Me: “I love to work!”

Them: “What? Why?” [cue eye-roll]

Me: “Work is fun!”

Them: “…”

Choose a job you love and you will never have to work a day in your life.

Confucius

Check. Mission accomplished.

But, of course, it’s not always sunshine and roses. It took me a 20+-years career to understand the difference between “a job” and “working”. And while sometimes I’m bored with my job, that doesn’t mean that I’m not still in love with the concept of working.

I’m a workaholic and proud to be

I attended a productivity workshop this week. The moderator asked how many hours we would like to be working in an ideal day. The answers ranged from four to six. I was in team six… and I was lying.

Ideally, I’d like to spend no more than six hours of my day on client work, but that doesn’t mean I would not continue producing content, writing, organizing conferences and happy hours, giving talks and workshops, bouncing ideas off a like-minded network, learning a new skill, and more.

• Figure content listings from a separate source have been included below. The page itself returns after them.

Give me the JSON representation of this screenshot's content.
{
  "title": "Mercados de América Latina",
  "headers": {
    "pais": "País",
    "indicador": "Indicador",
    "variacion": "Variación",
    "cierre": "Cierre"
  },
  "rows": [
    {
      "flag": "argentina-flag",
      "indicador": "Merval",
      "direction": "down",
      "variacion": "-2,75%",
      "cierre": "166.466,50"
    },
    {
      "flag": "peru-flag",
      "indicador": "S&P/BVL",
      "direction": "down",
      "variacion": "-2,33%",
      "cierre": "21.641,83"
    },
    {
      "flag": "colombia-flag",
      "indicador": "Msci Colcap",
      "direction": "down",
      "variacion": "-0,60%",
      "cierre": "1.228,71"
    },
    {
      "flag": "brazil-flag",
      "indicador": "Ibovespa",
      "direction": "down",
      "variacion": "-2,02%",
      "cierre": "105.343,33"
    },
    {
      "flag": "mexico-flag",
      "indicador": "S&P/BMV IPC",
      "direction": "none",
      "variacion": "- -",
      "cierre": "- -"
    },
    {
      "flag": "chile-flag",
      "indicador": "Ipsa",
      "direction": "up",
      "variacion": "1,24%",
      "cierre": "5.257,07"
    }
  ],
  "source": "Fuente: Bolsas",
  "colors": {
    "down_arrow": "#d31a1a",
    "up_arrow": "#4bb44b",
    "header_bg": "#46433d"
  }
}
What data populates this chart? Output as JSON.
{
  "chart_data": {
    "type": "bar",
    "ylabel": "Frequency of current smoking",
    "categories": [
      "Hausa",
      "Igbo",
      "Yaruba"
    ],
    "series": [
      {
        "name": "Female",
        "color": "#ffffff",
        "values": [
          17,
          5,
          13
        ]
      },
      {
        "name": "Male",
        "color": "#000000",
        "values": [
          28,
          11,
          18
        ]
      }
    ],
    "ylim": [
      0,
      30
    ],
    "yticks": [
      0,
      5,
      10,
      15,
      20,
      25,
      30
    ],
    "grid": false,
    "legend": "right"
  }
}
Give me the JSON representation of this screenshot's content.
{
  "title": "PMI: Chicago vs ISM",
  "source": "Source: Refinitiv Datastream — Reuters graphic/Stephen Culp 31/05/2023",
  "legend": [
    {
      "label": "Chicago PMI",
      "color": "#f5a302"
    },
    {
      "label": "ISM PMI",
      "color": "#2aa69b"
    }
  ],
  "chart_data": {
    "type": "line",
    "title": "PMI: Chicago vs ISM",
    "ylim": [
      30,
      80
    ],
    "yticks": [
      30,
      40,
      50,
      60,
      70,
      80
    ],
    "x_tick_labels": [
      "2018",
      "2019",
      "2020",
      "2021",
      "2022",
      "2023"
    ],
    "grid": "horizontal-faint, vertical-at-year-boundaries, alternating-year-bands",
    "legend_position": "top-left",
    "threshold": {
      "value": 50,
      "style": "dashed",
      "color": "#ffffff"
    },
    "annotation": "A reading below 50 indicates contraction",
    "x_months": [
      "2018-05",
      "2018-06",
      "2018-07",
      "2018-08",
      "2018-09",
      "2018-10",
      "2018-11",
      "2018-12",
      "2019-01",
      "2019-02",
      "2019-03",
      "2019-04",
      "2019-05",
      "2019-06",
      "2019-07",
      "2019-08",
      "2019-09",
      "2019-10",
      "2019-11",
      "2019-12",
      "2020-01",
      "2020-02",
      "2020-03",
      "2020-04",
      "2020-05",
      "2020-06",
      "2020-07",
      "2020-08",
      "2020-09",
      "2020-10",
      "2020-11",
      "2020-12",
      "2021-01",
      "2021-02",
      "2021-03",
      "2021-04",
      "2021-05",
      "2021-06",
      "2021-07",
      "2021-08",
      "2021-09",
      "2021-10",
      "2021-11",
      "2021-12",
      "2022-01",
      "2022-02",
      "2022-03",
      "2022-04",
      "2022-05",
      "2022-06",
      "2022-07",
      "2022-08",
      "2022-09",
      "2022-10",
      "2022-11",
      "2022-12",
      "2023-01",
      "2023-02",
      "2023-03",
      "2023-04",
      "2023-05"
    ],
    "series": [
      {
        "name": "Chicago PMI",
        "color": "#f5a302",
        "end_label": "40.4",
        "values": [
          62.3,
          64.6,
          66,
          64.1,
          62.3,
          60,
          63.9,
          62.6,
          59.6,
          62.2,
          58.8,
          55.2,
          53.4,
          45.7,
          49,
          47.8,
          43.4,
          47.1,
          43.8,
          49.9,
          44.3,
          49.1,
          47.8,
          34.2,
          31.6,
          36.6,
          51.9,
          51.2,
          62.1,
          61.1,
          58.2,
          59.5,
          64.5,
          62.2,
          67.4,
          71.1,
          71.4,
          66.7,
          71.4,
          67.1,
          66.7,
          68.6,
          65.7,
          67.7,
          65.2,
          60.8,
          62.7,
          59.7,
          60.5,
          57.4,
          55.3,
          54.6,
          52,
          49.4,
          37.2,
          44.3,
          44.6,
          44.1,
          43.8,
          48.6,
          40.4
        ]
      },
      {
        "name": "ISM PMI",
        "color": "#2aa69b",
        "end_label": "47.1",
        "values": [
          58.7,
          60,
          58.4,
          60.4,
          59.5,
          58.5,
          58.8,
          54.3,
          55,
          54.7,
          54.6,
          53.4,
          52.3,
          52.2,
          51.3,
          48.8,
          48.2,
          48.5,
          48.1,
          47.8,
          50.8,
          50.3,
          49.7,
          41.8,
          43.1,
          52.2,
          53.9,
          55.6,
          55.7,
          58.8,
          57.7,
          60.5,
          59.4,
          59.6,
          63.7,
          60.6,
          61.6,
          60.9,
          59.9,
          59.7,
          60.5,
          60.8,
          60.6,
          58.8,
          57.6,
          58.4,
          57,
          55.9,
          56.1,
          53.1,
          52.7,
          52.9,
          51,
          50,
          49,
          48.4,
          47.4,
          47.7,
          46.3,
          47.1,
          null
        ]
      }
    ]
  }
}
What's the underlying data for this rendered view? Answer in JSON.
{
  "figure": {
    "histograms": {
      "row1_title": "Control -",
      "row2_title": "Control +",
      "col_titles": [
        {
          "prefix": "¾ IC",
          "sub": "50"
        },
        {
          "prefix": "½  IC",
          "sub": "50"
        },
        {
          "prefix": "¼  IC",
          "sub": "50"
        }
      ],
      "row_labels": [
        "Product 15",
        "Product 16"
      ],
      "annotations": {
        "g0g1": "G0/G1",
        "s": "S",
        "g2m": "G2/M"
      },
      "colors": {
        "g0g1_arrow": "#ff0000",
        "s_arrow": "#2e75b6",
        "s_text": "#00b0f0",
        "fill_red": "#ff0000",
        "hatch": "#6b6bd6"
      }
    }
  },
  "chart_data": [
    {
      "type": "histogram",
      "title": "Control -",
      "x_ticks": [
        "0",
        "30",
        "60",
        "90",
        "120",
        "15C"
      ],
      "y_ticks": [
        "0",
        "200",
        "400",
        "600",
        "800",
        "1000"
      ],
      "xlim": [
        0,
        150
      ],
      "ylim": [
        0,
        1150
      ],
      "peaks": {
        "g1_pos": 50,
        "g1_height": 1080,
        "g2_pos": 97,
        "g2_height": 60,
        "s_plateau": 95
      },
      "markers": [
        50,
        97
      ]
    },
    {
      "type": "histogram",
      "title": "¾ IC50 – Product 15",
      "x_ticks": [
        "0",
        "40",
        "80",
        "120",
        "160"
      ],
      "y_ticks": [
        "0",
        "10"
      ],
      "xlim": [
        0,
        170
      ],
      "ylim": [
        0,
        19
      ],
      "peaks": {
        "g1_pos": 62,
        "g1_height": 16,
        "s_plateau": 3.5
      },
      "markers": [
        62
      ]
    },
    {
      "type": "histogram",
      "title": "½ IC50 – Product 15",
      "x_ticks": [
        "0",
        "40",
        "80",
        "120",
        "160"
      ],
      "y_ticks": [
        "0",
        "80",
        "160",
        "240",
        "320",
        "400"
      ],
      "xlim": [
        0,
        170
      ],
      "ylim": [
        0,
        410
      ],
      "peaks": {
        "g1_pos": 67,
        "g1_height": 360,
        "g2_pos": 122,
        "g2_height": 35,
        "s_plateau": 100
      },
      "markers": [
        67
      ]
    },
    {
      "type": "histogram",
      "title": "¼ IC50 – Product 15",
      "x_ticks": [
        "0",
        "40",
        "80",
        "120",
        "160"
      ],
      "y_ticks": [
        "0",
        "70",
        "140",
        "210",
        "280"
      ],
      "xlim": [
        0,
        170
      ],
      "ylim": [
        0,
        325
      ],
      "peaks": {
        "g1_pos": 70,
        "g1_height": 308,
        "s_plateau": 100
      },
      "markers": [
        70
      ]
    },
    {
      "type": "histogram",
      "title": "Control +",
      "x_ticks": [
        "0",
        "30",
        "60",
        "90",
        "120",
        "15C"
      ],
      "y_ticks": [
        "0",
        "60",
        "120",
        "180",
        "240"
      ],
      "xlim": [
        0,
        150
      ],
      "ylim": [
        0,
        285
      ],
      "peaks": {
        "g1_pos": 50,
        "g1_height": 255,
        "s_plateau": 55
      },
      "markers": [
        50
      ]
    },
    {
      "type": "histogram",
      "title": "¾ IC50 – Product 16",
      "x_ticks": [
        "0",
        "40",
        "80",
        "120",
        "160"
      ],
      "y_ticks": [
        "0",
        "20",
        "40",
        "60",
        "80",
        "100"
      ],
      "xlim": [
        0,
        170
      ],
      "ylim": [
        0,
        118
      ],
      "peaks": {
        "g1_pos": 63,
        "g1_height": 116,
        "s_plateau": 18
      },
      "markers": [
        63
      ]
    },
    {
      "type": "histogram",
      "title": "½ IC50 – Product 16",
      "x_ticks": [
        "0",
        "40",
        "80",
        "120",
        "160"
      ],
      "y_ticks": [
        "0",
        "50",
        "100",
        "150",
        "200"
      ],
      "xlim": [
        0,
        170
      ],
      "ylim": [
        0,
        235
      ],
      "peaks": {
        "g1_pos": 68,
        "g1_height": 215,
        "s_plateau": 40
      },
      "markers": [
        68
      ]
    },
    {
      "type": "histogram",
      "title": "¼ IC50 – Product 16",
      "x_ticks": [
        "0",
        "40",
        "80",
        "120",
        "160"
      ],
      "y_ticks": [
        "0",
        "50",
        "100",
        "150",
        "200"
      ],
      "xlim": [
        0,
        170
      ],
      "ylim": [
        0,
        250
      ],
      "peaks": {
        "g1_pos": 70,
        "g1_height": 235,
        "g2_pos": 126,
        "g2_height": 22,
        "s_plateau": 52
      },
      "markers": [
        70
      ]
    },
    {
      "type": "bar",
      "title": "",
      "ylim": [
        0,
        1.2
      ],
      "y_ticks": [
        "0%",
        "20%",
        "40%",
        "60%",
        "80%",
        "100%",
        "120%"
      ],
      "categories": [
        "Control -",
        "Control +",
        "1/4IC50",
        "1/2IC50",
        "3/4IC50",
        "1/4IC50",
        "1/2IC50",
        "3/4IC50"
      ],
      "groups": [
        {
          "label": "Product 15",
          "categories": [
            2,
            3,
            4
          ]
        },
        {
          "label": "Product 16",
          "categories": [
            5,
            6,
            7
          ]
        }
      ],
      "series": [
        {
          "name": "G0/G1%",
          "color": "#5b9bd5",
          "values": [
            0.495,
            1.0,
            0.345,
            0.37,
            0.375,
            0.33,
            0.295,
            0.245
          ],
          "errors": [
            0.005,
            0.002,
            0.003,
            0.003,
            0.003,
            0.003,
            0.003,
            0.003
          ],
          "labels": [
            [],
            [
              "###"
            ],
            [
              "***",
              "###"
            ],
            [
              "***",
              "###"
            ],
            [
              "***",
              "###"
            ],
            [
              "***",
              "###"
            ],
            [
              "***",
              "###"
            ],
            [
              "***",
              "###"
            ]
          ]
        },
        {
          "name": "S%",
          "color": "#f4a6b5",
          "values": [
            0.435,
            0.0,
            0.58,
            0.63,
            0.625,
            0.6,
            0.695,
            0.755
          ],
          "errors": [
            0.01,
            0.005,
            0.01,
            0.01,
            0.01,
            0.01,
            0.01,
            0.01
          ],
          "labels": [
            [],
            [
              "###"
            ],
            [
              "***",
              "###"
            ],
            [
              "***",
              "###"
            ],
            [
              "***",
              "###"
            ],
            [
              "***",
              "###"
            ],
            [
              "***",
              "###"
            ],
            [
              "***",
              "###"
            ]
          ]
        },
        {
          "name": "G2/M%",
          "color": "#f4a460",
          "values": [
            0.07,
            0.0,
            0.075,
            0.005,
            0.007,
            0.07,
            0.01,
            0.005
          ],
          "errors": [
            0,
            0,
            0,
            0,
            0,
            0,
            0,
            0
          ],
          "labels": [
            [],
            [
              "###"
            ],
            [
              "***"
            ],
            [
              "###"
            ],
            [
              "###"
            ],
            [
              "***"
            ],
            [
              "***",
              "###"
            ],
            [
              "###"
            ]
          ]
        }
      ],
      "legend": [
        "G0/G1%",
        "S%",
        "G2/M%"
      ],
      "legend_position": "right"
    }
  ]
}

That doesn’t mean I wouldn’t still be working.

As much as I enjoy the occasional break and putting my brain on pause for a while, I get bored really fast. It’s my curse. But it’s also a gift I chose to nurture instead of repress.

That’s how I became a digital nomad. When I realized I could combine two of my favorite things (working and traveling) I was on cloud nine. Those two things were no longer opposing each other, in the traditional work-vacation way.

That’s also how I embraced the idea of being a multipotentialite. And made peace with the fact that juggling several project was a way for me to find balance.

The underlining theme of all that was simple: my love of working.

More often than not, in people’s minds, work is the enemy of fun. But what if we changed our definition of work? What if work became the act of creating something? What if we redefined our goals and tried to become masters at creating that thing? Wouldn’t work become a lot more interesting?